Sometimes the fact that everyone in the world writes can be wonderful, because you find fellow-writers everywhere, and sometimes it can be a drag because illiterate jerks strut around sporting all the defects and none of the virtues of a real writer. As Nicanor Parra said: it might be a good idea to do a little more reading.

-from ​Between Parentheses

I’m trying to get back to writing outside the pitch, the assignment. I want to loosen up; that was how I put it to myself as I harassed myself to promise myself to write an essay simply because I want to, and not because I’ve been asked, or paid: Yes, I want to loosen up with my work. Maybe that’s why I blew the dust off my Tinyletter. This used to be called “Deleted Tinyletters,” but then I was aghast to see, per metrics, that no one read said Tinyletter, and most likely deleted them. I want to talk to you, reader. Isn’t that why I—writer, artist—am here? Isn’t that my purpose?

“I write more to amuse myself than to tell you anything…Only commercial letters are mailed. All the rest should, at least for the superior man, only be from him to himself.”

from The Book of Disquiet

Point taken, Soares, but that’s not so giving, is it? No one understands the loner except she who is a loner herself. This has nothing to do with solitude, or loneliness as philosophy, or being single as a declaration of war. A loner, to me, is naturally attuned to the human state of separation, that we, individually, enter and exit this world by ourselves—a state that is beyond solution; a loner feels the itch behind the heart, a warship behind the sun that cannot be seen, but is understood—felt—and groped at with insignificant poetry and terrestrial melodies primitive in key and reach when compared to the sound of two black holes colliding, but loners try anyway. I write as a loner, and I most certainly write to amuse myself, but then—being the loner that I am—I occasionally poke with my words the fabric separating you and I, to see if it is finally penetrable.

“What makes humans unique? Gravity keeps us down, but I flew here on an airplane. I lost my voice, but I can speak through a voice synthesizer. How do we transcend these limits? With our minds and our machines.”

Dr. Stephen Hawking

This past Saturday, I sat on a panel in Brooklyn—that I agreed to do a panel on a Saturday afternoon was sacrilegious, but not unforgivable—and talked, in part, about the internet, about Twitter, about how, with my machines, I carved out a community of writers and artists for myself, the contours of which are fluid at best. That this happened at all used to fascinate me, but now it only makes me remove my glasses and rub my eyes, fatigued and bored. The community will not save you; it might relieve the anxiety, but only temporarily. Nightly literary outings in New York will momentarily alleviate a persistent malady presented as panic, but the problem isn’t the panic itself, but the slippage of time.

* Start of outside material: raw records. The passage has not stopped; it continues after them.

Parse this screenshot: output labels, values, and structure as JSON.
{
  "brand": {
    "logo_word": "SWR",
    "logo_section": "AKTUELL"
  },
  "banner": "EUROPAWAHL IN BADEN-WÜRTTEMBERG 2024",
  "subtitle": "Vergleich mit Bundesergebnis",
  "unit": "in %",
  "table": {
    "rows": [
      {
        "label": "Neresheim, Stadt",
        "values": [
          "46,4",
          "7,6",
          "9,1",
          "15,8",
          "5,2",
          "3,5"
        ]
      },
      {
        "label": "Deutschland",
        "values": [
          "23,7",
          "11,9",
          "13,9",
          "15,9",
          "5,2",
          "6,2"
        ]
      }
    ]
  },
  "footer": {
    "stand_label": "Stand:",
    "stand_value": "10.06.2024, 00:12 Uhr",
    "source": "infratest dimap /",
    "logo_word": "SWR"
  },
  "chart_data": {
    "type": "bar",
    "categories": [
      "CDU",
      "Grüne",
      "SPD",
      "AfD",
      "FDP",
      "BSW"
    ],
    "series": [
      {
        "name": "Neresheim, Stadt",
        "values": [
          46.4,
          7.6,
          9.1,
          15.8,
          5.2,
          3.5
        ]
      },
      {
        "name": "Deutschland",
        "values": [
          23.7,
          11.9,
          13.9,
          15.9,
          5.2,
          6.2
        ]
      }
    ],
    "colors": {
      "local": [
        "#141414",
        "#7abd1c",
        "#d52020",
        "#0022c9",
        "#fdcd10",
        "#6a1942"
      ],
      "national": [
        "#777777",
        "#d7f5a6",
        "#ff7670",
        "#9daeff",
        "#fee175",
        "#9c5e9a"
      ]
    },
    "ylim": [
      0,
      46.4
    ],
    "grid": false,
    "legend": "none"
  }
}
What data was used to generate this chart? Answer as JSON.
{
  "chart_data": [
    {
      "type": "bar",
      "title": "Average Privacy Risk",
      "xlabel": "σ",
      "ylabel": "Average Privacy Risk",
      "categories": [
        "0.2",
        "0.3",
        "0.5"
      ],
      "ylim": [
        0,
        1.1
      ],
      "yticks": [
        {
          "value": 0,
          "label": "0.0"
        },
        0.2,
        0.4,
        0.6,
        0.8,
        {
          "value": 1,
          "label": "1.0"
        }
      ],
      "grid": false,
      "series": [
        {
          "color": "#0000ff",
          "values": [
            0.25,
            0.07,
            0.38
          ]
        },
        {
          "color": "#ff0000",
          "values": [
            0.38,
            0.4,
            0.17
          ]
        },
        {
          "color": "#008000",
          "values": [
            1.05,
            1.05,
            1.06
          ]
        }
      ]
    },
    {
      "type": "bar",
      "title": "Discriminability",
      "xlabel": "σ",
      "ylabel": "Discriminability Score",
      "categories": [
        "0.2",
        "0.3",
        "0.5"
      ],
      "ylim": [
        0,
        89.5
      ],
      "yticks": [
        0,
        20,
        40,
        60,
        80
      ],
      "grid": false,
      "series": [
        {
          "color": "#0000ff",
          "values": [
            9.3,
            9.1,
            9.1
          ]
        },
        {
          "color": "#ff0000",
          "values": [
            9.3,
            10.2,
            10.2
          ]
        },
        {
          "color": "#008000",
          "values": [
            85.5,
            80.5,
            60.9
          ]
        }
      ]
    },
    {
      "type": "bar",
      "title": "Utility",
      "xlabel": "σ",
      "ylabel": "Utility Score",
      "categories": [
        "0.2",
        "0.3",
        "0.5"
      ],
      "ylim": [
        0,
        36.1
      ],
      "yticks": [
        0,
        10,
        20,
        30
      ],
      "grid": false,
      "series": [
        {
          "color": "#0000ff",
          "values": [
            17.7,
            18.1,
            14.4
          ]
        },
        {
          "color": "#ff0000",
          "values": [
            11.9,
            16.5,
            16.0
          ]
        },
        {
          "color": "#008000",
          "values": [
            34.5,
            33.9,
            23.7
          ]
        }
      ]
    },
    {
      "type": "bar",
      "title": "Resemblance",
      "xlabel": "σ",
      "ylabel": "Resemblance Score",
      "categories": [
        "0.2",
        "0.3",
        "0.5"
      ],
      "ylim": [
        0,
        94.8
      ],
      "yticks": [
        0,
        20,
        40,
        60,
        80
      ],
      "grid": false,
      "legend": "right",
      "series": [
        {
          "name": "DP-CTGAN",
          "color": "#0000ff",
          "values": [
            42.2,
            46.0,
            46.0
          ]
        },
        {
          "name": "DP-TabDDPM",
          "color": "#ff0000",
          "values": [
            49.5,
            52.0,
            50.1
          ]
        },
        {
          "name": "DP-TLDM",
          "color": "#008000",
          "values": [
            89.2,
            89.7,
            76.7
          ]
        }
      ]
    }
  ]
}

Time is our mink, our Lexus, our mansion. In a room full of writers of various kinds, time is probably the only thing that can provoke widespread envy more than acclaim. Acclaim which of course means access to money, which then becomes time.

Alexander Chee, “Imposter”

Speaking of machines, the Apple Watch comes with a feature called “Time Travel.” Twist the crown and watch the watch move the clock forward or backward; the idea is to see past or future information on your wrist, such as meetings, reminders, and the weather forecast. I never use it. I hate it when I accidentally activate it. I have the ability to time travel on my wrist, which is to say I have nothing, nothing at all but another screen, which isn’t just a screen, but is still nothing, nothing at all. Our screens inform us of everything, but give us nothing, not even decent content to read, more times than not.